Ki-Bi, which launched its North American operations in September, recently began offering cards through Canada’s Rogers Wireless. But the company has found a chicken-and-egg problem: Carrier deals are difficult to cement without ready-made content, and content providers are looking for third parties with solid operator ties.
“It’s a slow process,” conceded Yentin. “We’re going (to content providers and operators) one by one. Everyone’s been very open to (content cards); we’re just going to keep on plowing forward.”
Still other firms see opportunity in what may be the most challenging aspect of the U.S. wireless market: network fragmentation. SurfKitchen, a U.K.-based developer of user interfaces for mobile handsets, hopes bring a simplified user experience to wireless in an effort to drive wireless data revenues. Content-centric mobile virtual network operators will help push such offerings as they come online in the next few years.
“In Europe, the MVNOs are driven very much by low-cost wireless,” said Dave Evans, SurfKitchen’s chief technology officer. “In the U.S., we’re seeing much more data-driven MVNOs, with their own brands and services.

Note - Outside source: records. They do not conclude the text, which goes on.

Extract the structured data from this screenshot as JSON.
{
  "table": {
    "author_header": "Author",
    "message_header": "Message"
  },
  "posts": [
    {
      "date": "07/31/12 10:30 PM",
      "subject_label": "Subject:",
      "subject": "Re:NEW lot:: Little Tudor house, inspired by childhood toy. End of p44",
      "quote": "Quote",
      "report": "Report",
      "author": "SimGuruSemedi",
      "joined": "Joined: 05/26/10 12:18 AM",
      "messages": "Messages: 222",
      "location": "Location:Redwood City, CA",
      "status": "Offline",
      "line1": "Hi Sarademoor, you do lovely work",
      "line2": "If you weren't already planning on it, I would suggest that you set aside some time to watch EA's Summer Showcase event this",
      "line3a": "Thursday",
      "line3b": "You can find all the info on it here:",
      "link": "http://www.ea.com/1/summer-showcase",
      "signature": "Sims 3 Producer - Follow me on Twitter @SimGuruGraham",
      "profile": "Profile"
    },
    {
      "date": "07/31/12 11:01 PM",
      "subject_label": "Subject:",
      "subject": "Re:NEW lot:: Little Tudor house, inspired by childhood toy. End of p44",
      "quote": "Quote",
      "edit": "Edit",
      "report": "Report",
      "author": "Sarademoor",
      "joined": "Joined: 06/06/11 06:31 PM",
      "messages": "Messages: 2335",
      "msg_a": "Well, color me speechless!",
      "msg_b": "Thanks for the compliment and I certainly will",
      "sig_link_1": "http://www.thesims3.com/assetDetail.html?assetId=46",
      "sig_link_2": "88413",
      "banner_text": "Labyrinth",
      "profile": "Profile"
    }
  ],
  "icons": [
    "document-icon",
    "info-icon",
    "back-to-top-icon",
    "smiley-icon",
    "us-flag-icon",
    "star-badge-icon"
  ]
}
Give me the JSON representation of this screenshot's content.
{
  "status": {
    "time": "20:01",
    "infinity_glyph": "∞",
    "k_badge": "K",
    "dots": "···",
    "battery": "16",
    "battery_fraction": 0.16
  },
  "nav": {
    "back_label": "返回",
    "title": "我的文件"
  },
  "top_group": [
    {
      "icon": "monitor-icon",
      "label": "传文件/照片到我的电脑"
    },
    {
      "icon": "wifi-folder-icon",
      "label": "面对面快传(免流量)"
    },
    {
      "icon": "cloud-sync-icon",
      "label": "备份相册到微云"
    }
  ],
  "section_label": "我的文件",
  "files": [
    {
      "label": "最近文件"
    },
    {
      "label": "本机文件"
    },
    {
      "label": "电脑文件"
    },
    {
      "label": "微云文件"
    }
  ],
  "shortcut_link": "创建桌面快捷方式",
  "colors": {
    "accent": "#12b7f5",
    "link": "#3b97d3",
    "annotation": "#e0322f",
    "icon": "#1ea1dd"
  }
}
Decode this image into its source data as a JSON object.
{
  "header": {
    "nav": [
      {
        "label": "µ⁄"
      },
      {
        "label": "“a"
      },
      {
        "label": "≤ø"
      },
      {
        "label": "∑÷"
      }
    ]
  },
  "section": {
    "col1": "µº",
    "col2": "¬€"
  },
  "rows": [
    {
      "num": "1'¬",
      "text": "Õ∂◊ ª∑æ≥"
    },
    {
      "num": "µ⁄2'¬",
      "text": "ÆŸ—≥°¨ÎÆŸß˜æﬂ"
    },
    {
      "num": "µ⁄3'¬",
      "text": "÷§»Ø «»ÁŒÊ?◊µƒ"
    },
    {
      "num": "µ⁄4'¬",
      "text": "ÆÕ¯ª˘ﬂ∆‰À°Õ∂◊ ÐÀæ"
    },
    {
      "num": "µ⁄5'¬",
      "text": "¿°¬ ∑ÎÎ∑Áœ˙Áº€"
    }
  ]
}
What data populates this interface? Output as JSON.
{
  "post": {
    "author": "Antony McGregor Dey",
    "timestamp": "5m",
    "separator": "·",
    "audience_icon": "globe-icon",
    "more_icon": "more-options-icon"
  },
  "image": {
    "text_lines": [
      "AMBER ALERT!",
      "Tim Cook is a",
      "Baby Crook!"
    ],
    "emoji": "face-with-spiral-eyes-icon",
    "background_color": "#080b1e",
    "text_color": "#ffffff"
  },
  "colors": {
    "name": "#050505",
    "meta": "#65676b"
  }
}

They’re not so concerned about the voice revenue.”
Despite the new players and sales channels, Tier 1 operators remain the gateway through which most outsiders access U.S. consumers. While the consolidation of power has advantages-“The greatest thing about (U.S.) operators is that they have a very big stick with which to hit the device manufacturers,” Evans said-the U.S. market remains a daunting hurdle. SurfKitchen boasts several substantial European carrier customers, but has yet to ink a U.S. operator-after banging on the door for more than a year.
“We see huge opportunity in the U.S.; it’s still a major priority,” said Evans. “Unfortunately, some opportunities tend to be so big they take a long time to come to fruition.”